Tøyen: Did You Bring Me on National Television to Tell Me This Too?

Tøyen
Did You Bring Me on National Television to Tell Me This Too?
Racing Junior
2004-09-07

In 1999 I found an album by Alec Empire which he had produced under the rather cheeky moniker of Nintendo Teenage Robots. The title of the album was We Punk Einheit, which loosely translates to “incoming goods punk unit”. There’s some nonsensically dense Alec Empire boilerplate agitprop text on the back of the jewel case, but you don’t have to have a Ph.D. in revolutionary politics to see that this album was a satirical attack on bourgeoisie bubblegum pop of the type that clogs Europe and America’s airwaves every day. You see, We Punk Einheit was composed entirely of “music” sampled off a Nintendo Game Boy.

Back at the turn of the century, it was satire. Now, in the year 2004, a group like Tøyen can come along and claim with a totally straight face that they have recorded their latest album, Did You Bring Me on National Television to Tell Me This Too?, entirely on a Sony Playstation. It says on their promo sheet that during performances they actually perform the music live on two Playstations. Their rider apparently consists solely of two television sets. I do not know why they do this, but this is what they have done. Disturbingly, you can’t detect any real loss of fidelity in their music when compared to that of your average electro-pop artist.

Tøyen is a pair of Norwegians, Tollef Berger and Torstein Mwaniki. They make music that sounds delightfully naïve, and yet is, on closer examination, intricately constructed. The album begins with “1 of a Kind”, a jolly drum & bass track that introduces the Bollywood strains that are one of this album’s recurring motifs. I am tempted to call “In Space” a Bjork homage, because Rita Augestad Knudsen’s vocals are very much of a kind with that Icelandic pixies’. But despite some similarities in timbre, Knudsen’s voice is much less ambitious. It’s a great pop song, though, with adorable bleeps and some strange jazz guitar flourishes that pop up at just the right moments. If there is any one way I could say that Tøyen’s peculiar production methods have influenced their music, it is in the fact that these tracks feel very light, almost delicate. There’s breathing room in their arrangements, of the type that is missing from so much of the maniacally dense electronic music these days.

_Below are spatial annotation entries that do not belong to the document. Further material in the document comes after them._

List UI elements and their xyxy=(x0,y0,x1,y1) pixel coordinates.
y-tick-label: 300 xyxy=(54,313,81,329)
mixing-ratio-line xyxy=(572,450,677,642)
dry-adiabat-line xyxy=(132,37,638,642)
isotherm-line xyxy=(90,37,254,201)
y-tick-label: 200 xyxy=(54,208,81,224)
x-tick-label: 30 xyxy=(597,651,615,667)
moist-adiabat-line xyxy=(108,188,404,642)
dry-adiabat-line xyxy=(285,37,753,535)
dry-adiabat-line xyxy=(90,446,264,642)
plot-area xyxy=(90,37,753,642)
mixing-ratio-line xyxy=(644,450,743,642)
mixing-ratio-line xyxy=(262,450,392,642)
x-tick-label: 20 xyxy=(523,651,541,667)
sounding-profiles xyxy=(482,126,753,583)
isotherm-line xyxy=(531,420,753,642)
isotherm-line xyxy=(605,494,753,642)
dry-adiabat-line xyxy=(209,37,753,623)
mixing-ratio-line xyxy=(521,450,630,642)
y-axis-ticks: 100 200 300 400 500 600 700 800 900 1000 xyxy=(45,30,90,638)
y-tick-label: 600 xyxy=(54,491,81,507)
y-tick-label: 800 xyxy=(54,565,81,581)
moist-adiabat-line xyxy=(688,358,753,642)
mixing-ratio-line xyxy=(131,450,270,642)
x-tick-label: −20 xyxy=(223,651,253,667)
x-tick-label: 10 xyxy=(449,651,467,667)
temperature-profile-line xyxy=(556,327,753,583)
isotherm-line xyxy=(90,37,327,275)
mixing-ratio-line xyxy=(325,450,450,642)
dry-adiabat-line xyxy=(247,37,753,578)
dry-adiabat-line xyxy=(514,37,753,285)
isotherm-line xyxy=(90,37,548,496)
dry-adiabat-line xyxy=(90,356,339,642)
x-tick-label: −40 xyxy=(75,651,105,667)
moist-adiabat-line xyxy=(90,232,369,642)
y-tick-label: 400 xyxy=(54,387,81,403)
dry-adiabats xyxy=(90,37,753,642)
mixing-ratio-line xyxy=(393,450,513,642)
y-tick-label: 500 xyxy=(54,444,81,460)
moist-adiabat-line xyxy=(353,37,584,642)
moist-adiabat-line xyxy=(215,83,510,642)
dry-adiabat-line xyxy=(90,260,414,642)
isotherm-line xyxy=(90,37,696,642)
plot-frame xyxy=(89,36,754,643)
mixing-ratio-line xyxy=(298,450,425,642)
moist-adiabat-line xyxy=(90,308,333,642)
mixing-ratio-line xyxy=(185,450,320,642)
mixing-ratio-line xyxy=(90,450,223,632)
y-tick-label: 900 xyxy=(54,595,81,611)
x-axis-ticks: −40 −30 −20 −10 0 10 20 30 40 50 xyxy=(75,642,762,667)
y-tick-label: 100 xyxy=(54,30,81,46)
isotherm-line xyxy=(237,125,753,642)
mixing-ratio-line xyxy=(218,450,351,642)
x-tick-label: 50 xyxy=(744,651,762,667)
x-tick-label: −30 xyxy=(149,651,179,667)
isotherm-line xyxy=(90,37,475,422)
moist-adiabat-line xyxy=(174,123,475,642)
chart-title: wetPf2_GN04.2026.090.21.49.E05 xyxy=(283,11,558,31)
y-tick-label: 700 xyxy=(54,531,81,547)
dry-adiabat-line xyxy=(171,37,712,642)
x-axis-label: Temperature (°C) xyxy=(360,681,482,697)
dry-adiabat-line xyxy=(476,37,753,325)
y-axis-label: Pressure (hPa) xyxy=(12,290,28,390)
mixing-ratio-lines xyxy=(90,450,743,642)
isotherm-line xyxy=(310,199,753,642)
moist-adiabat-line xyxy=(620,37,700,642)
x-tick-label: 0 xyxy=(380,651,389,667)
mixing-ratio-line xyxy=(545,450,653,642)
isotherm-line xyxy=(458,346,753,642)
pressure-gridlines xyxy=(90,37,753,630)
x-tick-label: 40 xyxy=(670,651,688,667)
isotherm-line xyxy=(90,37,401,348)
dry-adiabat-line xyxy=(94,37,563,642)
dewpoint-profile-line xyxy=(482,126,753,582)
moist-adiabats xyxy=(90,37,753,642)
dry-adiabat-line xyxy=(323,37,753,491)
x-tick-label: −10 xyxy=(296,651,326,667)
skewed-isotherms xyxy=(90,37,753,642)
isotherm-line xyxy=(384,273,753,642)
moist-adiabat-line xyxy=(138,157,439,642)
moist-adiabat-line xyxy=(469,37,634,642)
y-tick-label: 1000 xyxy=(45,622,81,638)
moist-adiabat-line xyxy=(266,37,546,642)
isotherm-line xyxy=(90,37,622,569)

“ABC of Love” is a pop track in the same vein as “In Space”, only constructed around a spaced-out vocal sample instead of a full vocal line. It has the odd and not entirely unpleasant effect of sounding just like you imagine an MJ Cole dub plate to sound like after an hour on Mr. Toad’s Wild Ride. “Pop Song” is an instrumental that seems to have been directly inspired by the digital tones of video game music, and again, despite their somewhat novel approach, Tøyen again succeed in tapping a richer vein then their whimsy might imply.

“Cafe” is another track which features the vocal talents of because Rita Augestad Knudsen, and as with “In Space” this track takes full advantage of the dichotomy between her smoothly pristine Nordic voice and the slightly shrunken character of their bleepy soundscapes. “(The) Face”, featuring barely-sung vocals by Berger, doesn’t work nearly as well, mostly on account of his bland lyrical delivery. “Pakistan” is one of the album’s most oddly compelling compositions, a surprisingly warm-hearted homage to the music of the Middle east, featuring the trilled, percussive strings and odd melodic structures native to Islamic music.

“The Girl”, the album’s most pointed attempt at the type of electro-pop popularized by groups such as I Am The World Trade Center, falls strangely flat, perhaps again because of their reliance on muted, uninflected vocals. The album’s final track, “Schleswig-Holstein-Haus”, is actually a remix by The Center of the Universe (of what track, it does not say). It doesn’t really make a lot of difference: despite the presence of a guest remixer, Tøyen’s central ethos remains sharply focused from the beginning of Did You Bring Me… to the end. They have created their own very distinct universe of immaculately defined composition, which may seem purposefully small but which, on closer examination, reveals many multifaceted layers of satisfying complexity.